Putin, whose proposal Monday to secure Syria's chemical weapons was welcomed by Western powers, said Syrians viewed the arsenal as an "alternative" to Israel's nuclear arms.

"It is difficult to constrain Syria or another country to disarm unilaterally while military action against that country is being prepared.

"Russia's position on this question is well known: we are against the proliferation of weapons of mass destruction, chemical or nuclear," he added.

The United States, which accuses the Syrian regime of using chemical weapons on its people, has insisted that military action to punish the regime remains on the table.

But Putin said he hoped that by working with Syria in tandem with the Americans, a peaceful solution could be reached.

Meanwhile, a group of U.S. senators were crafting a new measure Tuesday that ties authorization for a military strike on Syria to action by the United Nations.

The lawmakers, including allies and foes of President Barack Obama, were drafting language that would alter a resolution currently under debate which would green-light limited U.S. strikes to punish President Bashar Assad's regime for its alleged use of chemical weapons.

The new measure, according to congressional aides familiar with it, would require the immediate initiation of the transfer of Syria's chemical weapons stockpile to international control, as proposed by Russia in an initiative which is being closely studied by the White House.

"Basically, the AUMF (authorization for use of military force) would be conditional and triggered only if the Russian plan fails," a Senate aide told Agence France Presse.

The measure would grant such authority, the aide said, "only in the absence of certification by the president that a U.N. Security Council resolution had passed that includes specific conditions, and that those conditions were being met along a specified timeline."

A second Senate aide said the measure aimed to establish a timeline to ensure Assad and Moscow were not using their initiative as a stalling tactic.

Obama has agreed to test the viability of Russia's plan at the United Nations, a move that could head off contentious use-of-force votes in Congress, where lawmakers remain intensely skeptical of a military strike on Syria.

On Tuesday top Republican Senator Mitch McConnell, who remained largely silent on Syria last week, came out opposed to the intervention.

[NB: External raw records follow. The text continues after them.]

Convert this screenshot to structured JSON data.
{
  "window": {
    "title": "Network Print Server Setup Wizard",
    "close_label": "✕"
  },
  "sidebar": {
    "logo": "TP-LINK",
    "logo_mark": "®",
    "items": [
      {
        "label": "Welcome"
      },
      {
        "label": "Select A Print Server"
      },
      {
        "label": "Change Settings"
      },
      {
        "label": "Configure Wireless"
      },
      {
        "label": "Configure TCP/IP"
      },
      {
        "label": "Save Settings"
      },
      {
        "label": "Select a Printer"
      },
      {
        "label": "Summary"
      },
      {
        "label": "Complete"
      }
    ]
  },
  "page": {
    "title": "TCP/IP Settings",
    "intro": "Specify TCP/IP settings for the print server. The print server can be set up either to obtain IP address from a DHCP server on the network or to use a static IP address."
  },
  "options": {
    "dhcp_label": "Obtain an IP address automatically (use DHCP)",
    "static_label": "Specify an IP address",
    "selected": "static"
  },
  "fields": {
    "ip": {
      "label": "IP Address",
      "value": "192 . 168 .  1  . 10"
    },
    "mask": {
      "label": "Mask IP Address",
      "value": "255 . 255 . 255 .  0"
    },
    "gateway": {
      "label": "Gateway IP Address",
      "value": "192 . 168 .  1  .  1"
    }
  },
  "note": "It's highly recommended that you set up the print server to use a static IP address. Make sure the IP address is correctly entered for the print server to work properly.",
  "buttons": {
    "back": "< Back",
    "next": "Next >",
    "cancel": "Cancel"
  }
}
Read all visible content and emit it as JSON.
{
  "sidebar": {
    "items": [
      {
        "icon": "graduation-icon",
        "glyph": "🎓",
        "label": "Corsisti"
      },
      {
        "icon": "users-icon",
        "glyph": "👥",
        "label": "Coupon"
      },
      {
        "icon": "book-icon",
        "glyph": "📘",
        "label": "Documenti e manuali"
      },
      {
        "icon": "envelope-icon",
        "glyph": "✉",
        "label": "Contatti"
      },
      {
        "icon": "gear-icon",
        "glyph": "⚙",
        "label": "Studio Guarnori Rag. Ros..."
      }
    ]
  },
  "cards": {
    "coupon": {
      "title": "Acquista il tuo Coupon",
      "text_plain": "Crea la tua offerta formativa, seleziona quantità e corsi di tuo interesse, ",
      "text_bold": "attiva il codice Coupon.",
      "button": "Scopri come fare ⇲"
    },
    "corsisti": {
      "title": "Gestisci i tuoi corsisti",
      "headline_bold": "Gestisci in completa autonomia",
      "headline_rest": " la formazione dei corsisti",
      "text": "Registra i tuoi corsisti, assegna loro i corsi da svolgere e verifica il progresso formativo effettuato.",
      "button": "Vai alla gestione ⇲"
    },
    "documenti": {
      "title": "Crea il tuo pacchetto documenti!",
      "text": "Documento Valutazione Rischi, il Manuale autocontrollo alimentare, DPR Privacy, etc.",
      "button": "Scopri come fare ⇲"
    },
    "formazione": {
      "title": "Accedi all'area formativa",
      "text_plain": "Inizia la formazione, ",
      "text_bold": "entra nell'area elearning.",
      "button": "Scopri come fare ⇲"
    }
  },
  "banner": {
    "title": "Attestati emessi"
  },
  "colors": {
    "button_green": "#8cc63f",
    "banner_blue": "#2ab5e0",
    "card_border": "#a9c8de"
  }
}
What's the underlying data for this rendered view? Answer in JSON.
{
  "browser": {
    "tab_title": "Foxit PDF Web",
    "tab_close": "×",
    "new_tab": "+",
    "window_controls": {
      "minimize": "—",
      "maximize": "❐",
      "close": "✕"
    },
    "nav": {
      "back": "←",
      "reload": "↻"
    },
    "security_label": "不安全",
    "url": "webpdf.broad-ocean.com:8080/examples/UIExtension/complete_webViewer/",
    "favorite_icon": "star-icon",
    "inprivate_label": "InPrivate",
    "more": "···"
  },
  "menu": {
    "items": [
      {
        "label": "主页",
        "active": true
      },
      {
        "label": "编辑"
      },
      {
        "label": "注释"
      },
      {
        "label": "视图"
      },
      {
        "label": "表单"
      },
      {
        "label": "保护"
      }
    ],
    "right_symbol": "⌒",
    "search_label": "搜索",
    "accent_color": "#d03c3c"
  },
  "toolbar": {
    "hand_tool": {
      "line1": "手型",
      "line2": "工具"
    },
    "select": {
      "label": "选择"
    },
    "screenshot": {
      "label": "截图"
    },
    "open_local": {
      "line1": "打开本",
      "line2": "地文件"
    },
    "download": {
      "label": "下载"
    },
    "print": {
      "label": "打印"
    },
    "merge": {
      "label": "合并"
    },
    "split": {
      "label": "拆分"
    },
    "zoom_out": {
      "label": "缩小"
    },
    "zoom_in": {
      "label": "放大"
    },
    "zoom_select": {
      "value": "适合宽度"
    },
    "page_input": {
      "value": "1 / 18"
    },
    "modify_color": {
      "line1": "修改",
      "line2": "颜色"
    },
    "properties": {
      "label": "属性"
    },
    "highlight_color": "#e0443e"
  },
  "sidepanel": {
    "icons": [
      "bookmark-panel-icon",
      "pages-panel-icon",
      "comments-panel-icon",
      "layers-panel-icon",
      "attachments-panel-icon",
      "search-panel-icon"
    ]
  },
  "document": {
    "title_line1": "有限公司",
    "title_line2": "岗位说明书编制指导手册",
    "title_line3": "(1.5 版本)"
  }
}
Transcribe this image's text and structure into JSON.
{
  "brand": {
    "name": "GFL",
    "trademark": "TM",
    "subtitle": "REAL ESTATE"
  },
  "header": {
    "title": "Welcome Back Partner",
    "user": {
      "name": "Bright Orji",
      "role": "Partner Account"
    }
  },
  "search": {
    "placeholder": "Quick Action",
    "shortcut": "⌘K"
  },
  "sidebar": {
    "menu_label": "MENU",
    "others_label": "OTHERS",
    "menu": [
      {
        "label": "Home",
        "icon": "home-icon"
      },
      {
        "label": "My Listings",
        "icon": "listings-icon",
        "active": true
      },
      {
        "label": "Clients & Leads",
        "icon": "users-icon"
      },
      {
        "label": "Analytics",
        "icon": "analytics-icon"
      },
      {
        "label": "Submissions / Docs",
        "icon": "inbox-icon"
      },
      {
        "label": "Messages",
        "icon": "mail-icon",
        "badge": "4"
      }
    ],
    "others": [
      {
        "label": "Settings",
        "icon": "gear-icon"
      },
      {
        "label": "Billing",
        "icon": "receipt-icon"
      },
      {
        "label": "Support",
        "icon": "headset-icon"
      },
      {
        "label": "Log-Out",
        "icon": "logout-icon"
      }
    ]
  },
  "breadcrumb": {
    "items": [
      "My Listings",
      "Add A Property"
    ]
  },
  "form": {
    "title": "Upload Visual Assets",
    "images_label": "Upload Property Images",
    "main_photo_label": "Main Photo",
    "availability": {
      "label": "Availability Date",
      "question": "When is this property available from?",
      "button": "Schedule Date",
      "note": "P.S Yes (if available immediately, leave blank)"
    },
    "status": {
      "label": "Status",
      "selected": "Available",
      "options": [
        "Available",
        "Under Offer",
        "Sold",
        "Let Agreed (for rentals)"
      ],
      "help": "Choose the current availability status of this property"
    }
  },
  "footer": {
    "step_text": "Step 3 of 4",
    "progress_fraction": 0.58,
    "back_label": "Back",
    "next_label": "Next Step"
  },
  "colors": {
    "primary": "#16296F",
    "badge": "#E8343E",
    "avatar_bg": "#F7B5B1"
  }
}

"A vital national security risk is clearly not at play (and) there are just too many unanswered questions about our long-term strategy in Syria, including the fact that this proposal is utterly detached from a wider strategy to end the civil war there," McConnell said on the Senate floor.

But House Democratic leader Nancy Pelosi said she was urging her members to back use of force authority, saying Obama's threat of U.S. force is what compelled Russia to put forward its initiative.

"We don't want the Russians to think his leverage is diminished," Pelosi told reporters after White House Chief of Staff Dennis McDonough held a packed classified briefing with Democratic members.

As to whether Russia might be merely seeking to delay action, Pelosi said Washington needed to stand firm.

"We can't have rope-a-dope," she said. The Russian initiative and its verification "can't be endless, but I don't think it can ignored."